Quite expectedly Lord Sebastian was dismissive. At a conference just before the World Indoor Championships, he said "I'm sure crazy things happen in other areas, we get them from time to time. I'm not losing any sleep over it". But he warned that "If anyone is stupid enough to want to take part in this, and they come from the traditional and philosophical end of our sport, they will be banned and they will be banned for a long time".

D'Souza's response was immediate. He pointed out that many leaders of the Olympic movement, some of whom he was sure Lord Coe would consider part of his team, seem to be enthusiastic and have engaged with Enhanced. He noted that the very same week the 'Enhanced Games' organised the Inaugural Conference on Human Enhancement at the House of Lords in London, which ensured that 'the government and scientific leaders present know that the future of sports science isn't nonsense' as Coe suggested. And he concluded that "Enhanced Games are inevitable".
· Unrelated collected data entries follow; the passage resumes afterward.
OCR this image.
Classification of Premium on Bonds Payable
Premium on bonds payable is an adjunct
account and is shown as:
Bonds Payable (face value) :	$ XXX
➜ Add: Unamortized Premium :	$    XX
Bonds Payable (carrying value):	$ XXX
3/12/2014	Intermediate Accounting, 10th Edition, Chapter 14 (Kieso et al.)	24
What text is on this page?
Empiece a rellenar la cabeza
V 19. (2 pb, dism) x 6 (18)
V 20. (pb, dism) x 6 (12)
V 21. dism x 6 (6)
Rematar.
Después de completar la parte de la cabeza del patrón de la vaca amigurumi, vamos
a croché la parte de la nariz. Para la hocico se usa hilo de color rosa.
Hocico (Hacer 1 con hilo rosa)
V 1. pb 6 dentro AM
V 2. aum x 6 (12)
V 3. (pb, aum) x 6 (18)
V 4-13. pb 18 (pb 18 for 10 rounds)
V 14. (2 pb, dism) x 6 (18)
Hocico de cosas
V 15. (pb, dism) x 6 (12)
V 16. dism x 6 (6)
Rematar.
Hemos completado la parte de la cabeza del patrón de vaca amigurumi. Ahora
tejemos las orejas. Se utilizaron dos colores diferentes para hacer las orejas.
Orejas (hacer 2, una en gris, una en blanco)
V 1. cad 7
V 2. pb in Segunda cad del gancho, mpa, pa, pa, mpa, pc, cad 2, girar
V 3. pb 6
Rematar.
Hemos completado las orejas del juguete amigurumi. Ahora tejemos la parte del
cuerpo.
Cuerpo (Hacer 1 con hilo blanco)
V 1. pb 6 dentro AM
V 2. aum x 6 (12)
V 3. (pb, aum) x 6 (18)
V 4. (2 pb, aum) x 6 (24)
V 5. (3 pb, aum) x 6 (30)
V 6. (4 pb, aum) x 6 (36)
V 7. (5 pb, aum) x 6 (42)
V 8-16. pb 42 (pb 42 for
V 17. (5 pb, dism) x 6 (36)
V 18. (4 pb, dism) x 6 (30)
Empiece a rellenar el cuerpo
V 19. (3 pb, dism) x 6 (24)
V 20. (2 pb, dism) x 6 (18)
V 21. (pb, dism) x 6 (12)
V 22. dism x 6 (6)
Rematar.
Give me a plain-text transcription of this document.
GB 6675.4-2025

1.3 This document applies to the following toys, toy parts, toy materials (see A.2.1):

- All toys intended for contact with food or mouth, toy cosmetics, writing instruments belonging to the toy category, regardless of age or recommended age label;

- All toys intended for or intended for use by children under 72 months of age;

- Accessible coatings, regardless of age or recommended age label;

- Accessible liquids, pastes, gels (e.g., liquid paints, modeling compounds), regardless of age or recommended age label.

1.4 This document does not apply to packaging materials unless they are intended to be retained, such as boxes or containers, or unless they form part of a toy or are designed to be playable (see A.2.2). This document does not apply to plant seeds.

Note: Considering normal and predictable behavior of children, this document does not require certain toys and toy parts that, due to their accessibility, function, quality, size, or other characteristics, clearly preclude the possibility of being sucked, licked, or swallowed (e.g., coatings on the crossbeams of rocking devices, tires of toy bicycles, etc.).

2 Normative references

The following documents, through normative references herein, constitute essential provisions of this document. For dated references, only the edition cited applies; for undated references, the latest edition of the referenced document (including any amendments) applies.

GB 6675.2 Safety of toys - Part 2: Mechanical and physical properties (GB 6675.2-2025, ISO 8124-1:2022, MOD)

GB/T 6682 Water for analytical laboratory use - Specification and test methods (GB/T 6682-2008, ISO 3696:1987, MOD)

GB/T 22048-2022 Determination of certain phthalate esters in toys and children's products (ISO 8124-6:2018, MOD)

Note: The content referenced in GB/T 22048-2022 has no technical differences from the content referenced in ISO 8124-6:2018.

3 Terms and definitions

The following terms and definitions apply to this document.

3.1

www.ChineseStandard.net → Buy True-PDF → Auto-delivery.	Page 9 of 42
Well, I will believe this when I see the first event organised. As to the whole idea of test-free competitions, I have no clear opinion. The article "The Dangerous Promise of the Pro-Doping Enhanced Games” in the Outside site summarises the situation in a, what I feel, non-partisan way.  They conclude with the sentence "the best argument against the Enhanced Games might be something as banal as: better the devil you know than the devil you don’t". I will certainly keep an eye open and report on this if there are any significant news.